Producer: Walter Legge, Balance Engineer: Robert Beckett

Callas’s greatest role was Norma, the one that she sang more than any other, and one of three operas she recorded twice.

Though I did have this version on LP (when it was reissued in the 1970s), I never had it on CD. The 1960 version was one of the first LP opera sets I ever owned, and, not surprisingly, became one of the first I owned on CD. Later I acquired an Arkadia issue  of the live 1955 La Scala, which I eventually replaced with the Divina Edition one of the same performance. As this was the Norma I most often pulled down off the shelf, I decided I didn’t really need another, so never got round to getting this 1954 recording on CD.

First impression on this set was the sheer presence of the voice. When Callas commandingly sings Sediziose voce she could almost be in the room with you and in fact the sound all round, orchestra and voices, is a lot better than some of the later operas; much less boxy with a real sense of presence. The second (in stereo) is better still of course, but the difference is relatively slight.

So how else does this compare to the second set, which I have already lavished such praise on? Well let’s start with the rest of the cast. Fillipeschi is, let’s face it, second-rate, and nowhere near as good as Corelli, his basic tone is thin and whiney and anything that requires any rapid movement finds him lacking, not that Corelli is much better in this respect, mind you, but there is the clarion compensation of his actual voice. Also I’m afraid I find it hard to join in the general round of praise for Stignani. Though the voice retains its firmness, she sounds too mature by this stage in her career, more like Callas’s mother than the innocent, young priestess she is supposed to be. Considering she was 20 years Callas’s senior at the time, it’s hardly surprising. Nor is her voice anywhere near as responsive as Callas’s, or as accurate, but then whose is? Not Ludwig’s, certainly, but I much prefer her more youthful timbre and her voice blends remarkably well with that of Callas; an unlikely piece of casting that paid off. Rossi-Lemeni’s tone tends to be woolly, but he is an authoritative Oroveso, more so than Zaccaria, whose tones are, however, more buttery.

As for Callas, there is no doubt that she is much more able to encompass the role’s vocal demands in this recording than the later one. I do miss certain more tender moments in the 1960 recording. Her entrance into Mira o Norma (Ah perche, perche), beautifully and touchingly understated is more moving than it is here, and in fact the whole duet works better with Ludwig, but when clarion strength and security are required then this set wins hands down. One might say we get more of the warrior in this one and more of the woman in the second. Given the security and power she evinces here, it seems strange that she does not take the high D at the end of Act I, as she did at previously preserved live performances, and as she would do again the following year in both Rome (also under Serafin) and Milan. It might seem a relief that she doesn’t attempt the note in 1960, but here I missed it.

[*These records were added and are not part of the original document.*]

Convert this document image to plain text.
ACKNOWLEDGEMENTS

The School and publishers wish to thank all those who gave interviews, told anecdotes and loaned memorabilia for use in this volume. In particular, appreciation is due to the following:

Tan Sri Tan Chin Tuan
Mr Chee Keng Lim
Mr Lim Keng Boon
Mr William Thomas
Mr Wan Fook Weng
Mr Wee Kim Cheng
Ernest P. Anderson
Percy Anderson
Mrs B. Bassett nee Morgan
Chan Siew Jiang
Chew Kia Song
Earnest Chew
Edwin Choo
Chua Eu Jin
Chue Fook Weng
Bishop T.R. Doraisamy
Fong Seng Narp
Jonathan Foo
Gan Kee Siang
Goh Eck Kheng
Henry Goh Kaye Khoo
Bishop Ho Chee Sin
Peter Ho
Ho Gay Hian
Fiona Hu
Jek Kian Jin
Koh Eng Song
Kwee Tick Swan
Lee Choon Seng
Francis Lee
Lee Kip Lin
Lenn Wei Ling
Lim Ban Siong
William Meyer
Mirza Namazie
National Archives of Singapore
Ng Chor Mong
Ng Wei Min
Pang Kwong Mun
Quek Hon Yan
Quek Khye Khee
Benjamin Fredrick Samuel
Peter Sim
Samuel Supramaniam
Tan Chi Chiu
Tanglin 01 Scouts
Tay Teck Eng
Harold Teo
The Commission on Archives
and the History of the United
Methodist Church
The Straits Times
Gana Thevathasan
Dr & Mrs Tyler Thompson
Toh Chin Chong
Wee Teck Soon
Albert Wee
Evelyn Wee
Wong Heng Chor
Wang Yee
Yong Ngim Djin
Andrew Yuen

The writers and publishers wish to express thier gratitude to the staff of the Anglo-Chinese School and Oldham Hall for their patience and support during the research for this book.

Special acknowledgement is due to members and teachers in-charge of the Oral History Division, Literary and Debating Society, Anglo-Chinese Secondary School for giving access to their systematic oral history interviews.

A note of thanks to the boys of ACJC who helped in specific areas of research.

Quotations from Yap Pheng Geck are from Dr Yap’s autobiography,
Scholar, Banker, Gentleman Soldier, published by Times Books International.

Both recordings are essential of course. No other Norma in recorded history has come within a mile of her mastery of this role, the most difficult in the repertory according to Lilli Lehmann, and the one she sang more than any other. I am willing to believe that Pasta and Malibran were every bit as great, but I cannot believe they would have been better. I am indebted to John Steane yet again for putting things in a nutshell when he suggested that for Norma with Callas, one should go for the second recording, but for Callas as Norma, the first. Personally I’d want both, as the second, for all its vocal fallibility, searches deeper. I would also add the live 1955 from La Scala, the one in which voice and art find their purest equilibrium, and the one I would no doubt  be clinging to if ever shipwrecked on that proverbial desert island.